Asıl bi de o bizim toplumumuzda marjinal sayılan tipiyle biraz dolaşsaydı bakalım...Biz bakışlarımızla soyarız adamı, resmen taciz ederiz adeta hakkımızmış gibi. Bir zamanlar saçım uzundu, kulaklarımda küpeler vardı oradan biliyorum. Şimdi bir karşılaştırma yapalım. Bügün Milano'da Via Torino'da bir yürüyüş yaptım. Foto çekmedim ama belki fırsat olursa çekerim. Sokakta bizim standartlarımızda marjinal olacak 100lerce figür var. Bir kere bizde bu çeşitlilik yok. Herkes 3 aşağı 5 yukarı aynı. Örnek vereyim, yollarda yürüyen makyajı, takıyı, kıyafeti abartmış gayler veya gay çiftler var. Kimse bakmıyor arkadaş. Yemin ediyorum, kimse kafasını çevirip bakmıyor. Mini etekle bisiklete binen güzel kadınlar var. İnanması zor ama o kadın bu tavrından dolayı kesinlikle yaftalanmıyor. Pantolonu poposunun yarısına kadar inmiş, İtalyan gençleri var, bir kişi de çıkıp "aile var" demiyor. Bu örnekler artar ama önemli olan toplumun bu olaylar karşısında bırakın fiziksel baskıyı, bakışlarla bile taciz etmemesi bu insanları. Bir de burası daha İtalya. Bunun İsveç'i var, Hollandası var. Gerçekten de demokratlaşmış insanlar...Bence bir batılıyı Türkiye'de en çok korkutan bu rahatlıktan gelip, maruz kalacağı bakışlardır. Şimdi o Sultan Ahmet'te gezen ve laf atılan, her hareketi başkaları tarafından izlenen turist kadını düşünüyorum da...Ben olsam korkarım.

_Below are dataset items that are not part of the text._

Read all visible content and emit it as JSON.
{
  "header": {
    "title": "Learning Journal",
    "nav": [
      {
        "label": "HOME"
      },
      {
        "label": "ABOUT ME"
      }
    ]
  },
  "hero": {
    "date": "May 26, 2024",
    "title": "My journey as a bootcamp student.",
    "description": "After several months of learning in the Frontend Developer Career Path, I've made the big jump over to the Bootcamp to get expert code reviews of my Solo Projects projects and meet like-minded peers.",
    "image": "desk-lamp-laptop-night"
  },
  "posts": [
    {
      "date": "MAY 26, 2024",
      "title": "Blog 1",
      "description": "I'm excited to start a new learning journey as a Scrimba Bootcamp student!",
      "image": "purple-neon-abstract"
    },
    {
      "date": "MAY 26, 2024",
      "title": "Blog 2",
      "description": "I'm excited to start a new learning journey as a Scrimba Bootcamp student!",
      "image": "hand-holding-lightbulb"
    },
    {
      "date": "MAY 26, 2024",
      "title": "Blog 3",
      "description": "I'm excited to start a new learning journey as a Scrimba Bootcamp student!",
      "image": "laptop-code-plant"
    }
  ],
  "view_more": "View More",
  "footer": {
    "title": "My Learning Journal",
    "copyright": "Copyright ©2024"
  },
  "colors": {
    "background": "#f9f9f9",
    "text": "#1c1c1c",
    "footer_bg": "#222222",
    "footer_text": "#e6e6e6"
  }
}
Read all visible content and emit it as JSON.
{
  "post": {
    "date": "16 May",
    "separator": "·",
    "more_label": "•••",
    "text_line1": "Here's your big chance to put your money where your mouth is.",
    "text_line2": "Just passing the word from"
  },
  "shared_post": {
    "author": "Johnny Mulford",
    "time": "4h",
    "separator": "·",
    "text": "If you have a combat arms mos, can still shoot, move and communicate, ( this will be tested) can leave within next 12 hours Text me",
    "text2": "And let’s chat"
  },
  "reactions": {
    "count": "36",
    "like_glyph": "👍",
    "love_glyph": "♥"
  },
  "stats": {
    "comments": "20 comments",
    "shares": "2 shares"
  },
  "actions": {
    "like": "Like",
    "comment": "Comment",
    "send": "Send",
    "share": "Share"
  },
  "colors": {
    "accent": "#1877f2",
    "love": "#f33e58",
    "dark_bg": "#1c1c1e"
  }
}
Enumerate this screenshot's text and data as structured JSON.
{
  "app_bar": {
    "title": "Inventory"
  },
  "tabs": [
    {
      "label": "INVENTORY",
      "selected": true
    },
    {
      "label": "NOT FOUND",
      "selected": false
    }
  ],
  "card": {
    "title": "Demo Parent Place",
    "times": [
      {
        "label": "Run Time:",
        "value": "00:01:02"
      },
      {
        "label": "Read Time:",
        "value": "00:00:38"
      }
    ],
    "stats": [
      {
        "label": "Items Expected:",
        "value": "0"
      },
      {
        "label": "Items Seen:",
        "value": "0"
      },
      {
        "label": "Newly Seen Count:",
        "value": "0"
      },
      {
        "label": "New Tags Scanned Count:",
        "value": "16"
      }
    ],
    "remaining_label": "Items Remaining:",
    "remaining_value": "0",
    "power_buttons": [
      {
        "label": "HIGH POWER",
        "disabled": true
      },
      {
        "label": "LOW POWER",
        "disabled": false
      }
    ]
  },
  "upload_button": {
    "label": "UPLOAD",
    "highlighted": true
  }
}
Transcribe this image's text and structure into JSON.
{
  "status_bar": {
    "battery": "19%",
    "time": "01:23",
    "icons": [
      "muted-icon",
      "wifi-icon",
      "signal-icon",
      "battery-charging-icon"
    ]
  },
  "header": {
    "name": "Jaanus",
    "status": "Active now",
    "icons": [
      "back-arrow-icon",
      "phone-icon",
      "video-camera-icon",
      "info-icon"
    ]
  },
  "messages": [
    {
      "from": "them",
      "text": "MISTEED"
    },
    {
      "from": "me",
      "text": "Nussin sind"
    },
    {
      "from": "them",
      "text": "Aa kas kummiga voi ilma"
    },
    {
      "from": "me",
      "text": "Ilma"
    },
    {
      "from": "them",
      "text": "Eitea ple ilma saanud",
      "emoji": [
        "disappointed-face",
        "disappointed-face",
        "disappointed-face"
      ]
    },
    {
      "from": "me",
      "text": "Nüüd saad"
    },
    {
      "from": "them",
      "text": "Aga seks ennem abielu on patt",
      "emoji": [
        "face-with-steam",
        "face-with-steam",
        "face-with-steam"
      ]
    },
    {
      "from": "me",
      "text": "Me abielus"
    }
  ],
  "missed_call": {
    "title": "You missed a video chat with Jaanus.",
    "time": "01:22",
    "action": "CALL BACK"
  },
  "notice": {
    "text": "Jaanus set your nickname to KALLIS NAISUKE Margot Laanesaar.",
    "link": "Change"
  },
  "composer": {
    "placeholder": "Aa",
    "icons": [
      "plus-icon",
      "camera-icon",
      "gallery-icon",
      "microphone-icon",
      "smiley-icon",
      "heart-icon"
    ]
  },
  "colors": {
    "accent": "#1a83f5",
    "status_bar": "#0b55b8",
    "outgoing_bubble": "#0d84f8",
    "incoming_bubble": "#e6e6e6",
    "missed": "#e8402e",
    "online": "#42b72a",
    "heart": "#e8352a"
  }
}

Türkiye'yi bilmeyenler hakkımızda çok olumsuz düşünse de geçen öğle yemeğinde olumlu bir şey de duydum. Ya da yanımda böyle konuşuyor çocuklar. Okumuşlar Türkiye'nin ilk 3 ayda %11 büyüdüğünü, Avrupa'nın ise %0,5'de kaldığını. Birisi çıktı "Ben demiştim abi, gelecek orada, bizi götür Övgü" dedi. Ben o an geçen sene %14 ile küçülme rekoru kırdığımızı söylemedim tabi, baktım onlar bilmiyor şöyle iyiyiz, şöyle gelecek var diye doldurdum. Kol kırılır, yen içinde kalır. Her bildiğimizi anlatmıyoruz tabi buradaki gibi...Bir çocuğun ağırına gitti: "Abi biz de 60larda 70lerde öyle büyümüştük" dedi. Allahtan aklı başında birisi vardı da cevabı ben vermedim: " 2010dayız Enrico, bırak geçmişi...". Vallahi 4 kişiye söz verdim TRde çalışmaya başlayınca sizi aldırcam diye. Başımıza iş aldık ama Avrupa'dan TRye bireysel çabalarımla beyin göçü başlatmak niyetindeyim. Yıllarca bacasız sanayi argümanıyla büyümüş bir genç olarak, bacalı sanayi devi bir ülke olma fantazisi bile sevindirdi beni ton balıklı salata yiyip durduğumuz sıkıcı öğle yemeğinde...Ama yok, hayal bizimkisi. Nereden bulacaksın şimdi bizim kadar fedakar, cumartesi demeden, fazla mesai demeden çalışacak Avrupalı'yı...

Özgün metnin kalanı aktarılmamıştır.